O filósofo francês Jean-François Lyotard considerou a pós-modernidade como um tempo em que a ciência não pode ser considerada como a fonte da verdade. Se assim estamos, não há mais que se falar em condutas únicas. Por isso, o importante papel da bioética para colocar em discussão a ética da vida e as conseqüências de certas posturas para a humanidade. Discutir o que é vida, onde ela começa e quando ela termina são pautas da agenda atual.

Para tantos questionamentos, surgem infinitas teorias. “As técnicas desempenham importante papel na constituição e manutenção da sociedade do controle. Os instrumentais refinados de comunicação e informação, resultantes da terceira revolução tecnológica, enraizam-se nas subjetividades, produzem novos desejos e sensações – o pós-humano. Sobre essa base, emerge uma nova tecnologia do poder, o biopoder”, analisa Braga e Vlach

A mulher ter “direito ao aborto” é a meu ver um assunto não somente relacionado ao conceito de vida ou não do embrião/feto, mas do domínio do corpo da mulher por ela mesma. É também uma questão de poder. Há por trás do aborto muito mais subjetividades do que simplesmente “eliminar uma gravidez”.
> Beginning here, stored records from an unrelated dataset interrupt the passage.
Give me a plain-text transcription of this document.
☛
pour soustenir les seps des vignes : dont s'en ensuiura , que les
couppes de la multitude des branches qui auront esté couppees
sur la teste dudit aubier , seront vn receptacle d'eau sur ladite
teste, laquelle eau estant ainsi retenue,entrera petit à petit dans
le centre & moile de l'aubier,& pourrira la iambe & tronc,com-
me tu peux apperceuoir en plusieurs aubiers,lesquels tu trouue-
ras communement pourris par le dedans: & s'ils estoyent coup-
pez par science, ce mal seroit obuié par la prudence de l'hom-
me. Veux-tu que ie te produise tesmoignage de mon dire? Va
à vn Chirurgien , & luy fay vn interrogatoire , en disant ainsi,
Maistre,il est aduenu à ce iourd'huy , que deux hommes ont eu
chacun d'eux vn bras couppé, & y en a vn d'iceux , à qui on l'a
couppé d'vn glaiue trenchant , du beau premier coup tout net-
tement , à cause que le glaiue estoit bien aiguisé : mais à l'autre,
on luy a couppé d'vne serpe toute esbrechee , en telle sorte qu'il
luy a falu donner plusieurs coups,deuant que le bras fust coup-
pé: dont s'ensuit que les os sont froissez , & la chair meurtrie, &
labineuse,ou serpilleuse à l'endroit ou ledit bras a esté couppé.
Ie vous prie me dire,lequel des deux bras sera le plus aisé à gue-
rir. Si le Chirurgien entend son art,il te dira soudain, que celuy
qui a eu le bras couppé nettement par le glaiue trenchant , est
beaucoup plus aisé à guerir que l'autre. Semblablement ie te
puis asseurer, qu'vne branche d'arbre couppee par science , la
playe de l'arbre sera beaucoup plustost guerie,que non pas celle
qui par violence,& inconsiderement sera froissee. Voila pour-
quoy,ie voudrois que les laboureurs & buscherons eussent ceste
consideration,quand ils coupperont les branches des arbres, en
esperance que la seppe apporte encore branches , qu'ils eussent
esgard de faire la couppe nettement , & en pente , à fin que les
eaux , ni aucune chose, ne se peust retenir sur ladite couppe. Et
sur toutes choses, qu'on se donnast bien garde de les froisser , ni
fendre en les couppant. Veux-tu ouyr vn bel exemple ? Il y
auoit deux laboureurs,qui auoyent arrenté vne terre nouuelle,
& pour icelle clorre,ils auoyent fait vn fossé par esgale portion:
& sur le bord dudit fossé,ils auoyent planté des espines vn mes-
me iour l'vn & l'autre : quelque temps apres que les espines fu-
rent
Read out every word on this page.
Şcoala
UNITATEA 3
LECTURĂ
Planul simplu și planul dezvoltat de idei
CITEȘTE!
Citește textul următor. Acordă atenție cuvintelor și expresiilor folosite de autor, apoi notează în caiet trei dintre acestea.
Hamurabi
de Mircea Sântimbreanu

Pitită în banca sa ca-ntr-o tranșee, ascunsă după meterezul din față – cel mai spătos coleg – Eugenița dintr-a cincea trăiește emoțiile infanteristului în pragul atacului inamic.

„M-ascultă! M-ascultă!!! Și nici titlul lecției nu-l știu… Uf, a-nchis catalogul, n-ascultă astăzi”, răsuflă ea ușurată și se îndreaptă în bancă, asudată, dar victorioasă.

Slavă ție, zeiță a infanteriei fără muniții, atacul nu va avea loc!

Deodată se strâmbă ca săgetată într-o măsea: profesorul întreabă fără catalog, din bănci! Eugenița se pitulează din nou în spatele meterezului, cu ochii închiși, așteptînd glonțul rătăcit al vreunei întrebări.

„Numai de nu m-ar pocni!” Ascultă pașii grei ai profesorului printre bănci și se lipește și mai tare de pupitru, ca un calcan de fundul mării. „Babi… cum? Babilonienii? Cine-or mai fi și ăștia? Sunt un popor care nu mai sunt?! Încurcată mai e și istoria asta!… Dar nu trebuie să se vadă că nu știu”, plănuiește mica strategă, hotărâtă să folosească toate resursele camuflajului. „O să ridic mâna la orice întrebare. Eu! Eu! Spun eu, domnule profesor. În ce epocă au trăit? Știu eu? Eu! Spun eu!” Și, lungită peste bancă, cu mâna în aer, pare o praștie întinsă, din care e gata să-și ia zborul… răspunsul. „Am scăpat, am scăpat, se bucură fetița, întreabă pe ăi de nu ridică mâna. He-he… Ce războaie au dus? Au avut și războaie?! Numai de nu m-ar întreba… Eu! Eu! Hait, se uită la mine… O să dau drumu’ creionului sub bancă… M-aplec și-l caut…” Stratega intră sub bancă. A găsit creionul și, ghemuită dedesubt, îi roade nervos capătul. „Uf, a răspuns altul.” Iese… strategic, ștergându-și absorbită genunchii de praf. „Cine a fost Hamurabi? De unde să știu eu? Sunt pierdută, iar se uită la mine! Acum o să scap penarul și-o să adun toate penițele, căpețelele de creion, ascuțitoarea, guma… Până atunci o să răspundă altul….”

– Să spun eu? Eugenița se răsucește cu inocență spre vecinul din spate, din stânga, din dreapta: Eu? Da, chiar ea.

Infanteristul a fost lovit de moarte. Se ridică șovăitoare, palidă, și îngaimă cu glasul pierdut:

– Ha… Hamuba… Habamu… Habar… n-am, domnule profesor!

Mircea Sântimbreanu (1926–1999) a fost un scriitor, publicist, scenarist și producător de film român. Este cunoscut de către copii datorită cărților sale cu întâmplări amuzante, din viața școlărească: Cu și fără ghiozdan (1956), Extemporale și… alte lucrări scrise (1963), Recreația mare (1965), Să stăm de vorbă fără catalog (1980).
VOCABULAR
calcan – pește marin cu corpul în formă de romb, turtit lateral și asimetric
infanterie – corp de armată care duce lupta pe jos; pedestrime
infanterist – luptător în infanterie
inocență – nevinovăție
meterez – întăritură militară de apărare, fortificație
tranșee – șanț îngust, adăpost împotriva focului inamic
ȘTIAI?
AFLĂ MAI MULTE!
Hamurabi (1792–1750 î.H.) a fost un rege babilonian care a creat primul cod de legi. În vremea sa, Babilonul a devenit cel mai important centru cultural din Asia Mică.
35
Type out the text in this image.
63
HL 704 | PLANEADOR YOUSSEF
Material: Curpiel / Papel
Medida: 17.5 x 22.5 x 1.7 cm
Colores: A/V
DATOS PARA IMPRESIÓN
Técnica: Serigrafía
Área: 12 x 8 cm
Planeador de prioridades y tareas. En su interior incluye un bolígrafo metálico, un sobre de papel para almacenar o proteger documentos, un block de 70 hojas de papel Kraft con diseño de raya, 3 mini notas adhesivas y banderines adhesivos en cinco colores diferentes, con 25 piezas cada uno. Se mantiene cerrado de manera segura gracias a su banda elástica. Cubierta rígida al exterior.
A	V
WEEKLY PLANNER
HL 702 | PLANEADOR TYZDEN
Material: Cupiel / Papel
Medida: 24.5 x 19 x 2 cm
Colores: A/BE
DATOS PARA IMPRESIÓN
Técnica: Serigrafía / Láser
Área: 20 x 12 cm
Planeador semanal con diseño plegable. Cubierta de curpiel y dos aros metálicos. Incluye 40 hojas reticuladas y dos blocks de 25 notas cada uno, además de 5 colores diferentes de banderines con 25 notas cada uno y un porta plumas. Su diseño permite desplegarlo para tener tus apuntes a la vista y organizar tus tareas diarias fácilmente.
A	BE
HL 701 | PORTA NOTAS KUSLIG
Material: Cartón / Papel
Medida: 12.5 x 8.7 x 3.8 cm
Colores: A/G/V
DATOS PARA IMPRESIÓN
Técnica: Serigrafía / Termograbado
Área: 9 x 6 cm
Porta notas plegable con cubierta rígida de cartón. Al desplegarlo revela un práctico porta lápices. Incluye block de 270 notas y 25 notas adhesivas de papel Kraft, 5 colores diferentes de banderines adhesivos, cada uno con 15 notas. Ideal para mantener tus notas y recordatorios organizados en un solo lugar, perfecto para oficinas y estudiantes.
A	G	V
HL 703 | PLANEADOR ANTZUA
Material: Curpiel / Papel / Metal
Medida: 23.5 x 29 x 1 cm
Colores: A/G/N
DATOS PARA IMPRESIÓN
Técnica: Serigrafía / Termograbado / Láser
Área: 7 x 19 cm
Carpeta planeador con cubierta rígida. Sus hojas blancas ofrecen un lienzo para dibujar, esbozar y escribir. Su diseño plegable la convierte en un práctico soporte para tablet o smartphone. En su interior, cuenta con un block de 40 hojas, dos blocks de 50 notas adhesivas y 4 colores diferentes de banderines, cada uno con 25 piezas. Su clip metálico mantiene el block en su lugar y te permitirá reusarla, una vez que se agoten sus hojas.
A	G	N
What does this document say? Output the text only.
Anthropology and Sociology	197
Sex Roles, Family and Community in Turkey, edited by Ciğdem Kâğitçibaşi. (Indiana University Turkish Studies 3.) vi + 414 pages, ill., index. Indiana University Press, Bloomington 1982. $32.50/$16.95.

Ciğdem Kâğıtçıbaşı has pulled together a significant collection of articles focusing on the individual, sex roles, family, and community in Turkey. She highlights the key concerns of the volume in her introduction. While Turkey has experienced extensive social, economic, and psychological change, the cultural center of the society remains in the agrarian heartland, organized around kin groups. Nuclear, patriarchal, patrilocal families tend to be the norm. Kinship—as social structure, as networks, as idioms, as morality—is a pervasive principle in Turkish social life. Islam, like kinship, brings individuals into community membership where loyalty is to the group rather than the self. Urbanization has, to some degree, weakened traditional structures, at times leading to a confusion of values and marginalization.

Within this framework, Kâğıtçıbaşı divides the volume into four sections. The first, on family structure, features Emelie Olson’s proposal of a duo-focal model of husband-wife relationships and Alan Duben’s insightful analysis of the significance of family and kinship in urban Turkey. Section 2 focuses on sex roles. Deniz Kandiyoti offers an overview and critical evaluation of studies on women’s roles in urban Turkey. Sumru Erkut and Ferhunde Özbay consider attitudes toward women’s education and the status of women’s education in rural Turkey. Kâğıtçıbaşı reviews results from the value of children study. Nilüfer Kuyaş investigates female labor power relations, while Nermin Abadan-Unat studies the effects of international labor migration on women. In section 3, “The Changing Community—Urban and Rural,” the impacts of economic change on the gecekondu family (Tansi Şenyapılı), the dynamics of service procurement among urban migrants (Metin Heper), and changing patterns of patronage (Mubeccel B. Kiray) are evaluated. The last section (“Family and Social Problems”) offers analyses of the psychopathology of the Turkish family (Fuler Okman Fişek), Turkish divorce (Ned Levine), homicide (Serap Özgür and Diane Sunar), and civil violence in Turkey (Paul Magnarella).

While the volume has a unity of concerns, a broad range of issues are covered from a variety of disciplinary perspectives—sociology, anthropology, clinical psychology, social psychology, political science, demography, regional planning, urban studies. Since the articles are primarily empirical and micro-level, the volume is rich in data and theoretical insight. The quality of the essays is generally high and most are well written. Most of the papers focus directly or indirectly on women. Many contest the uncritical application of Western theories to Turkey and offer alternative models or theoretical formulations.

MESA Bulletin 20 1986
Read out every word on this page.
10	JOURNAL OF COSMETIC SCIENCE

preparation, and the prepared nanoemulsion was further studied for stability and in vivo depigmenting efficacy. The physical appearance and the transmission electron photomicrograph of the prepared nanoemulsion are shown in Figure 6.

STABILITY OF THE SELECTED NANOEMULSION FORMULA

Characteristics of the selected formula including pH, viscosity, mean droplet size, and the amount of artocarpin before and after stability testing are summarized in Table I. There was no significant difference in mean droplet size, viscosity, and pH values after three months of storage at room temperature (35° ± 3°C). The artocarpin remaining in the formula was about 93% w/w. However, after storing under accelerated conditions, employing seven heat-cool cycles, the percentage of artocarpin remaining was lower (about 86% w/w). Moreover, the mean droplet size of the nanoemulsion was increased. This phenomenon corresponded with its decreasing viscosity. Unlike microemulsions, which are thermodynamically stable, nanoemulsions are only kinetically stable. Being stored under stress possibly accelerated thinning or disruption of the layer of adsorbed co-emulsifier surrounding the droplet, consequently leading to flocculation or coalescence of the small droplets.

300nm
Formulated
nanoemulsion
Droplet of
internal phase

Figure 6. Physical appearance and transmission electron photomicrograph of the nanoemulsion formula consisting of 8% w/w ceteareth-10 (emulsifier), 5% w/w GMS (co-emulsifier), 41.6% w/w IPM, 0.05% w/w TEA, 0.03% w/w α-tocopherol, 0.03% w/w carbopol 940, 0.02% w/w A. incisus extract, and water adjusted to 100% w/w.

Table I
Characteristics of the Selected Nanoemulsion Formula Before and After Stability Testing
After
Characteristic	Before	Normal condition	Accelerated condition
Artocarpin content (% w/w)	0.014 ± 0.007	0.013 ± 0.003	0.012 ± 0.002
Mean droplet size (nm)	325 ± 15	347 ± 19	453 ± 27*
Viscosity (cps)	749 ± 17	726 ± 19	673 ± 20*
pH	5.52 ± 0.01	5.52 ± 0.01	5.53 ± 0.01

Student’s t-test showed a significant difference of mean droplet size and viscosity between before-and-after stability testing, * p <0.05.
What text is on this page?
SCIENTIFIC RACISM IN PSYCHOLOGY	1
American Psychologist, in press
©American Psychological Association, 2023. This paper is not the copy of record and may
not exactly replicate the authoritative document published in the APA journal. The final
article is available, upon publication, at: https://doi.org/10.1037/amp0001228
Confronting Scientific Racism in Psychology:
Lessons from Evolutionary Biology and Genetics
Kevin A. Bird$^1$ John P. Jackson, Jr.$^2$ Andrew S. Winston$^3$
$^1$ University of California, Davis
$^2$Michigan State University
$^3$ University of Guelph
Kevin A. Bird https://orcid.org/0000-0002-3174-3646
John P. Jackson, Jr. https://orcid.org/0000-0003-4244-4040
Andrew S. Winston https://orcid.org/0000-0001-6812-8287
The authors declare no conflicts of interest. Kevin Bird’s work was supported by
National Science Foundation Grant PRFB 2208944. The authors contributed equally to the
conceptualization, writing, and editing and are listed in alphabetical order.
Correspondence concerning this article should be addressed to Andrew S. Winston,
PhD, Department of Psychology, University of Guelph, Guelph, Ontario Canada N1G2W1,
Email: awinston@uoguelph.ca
Na sua origem, o poder biotécnico disciplinador identificado por Foucault como a forma caracteristicamente moderna do poder estava baseada em duas formas principais: “a anátomo-política do corpo humano, centrada no corpo como máquina útil e dócil, que pode ser adestrada, ampliada em suas aptidões e ‘extorquida em suas forças’ e a biopolítica das populações, centrada no ‘corpo-espécie regulável’ do ponto de vista da natalidade, mortalidade, nível de saúde e duração da vida” (Foucault, 1990, p.131).

Por fim, longe de esgotar a discussão, engravidar e abortar são questões de saúde pública que tem a mulher como protagonista e passam pela noção de poder sobre o corpo feminino.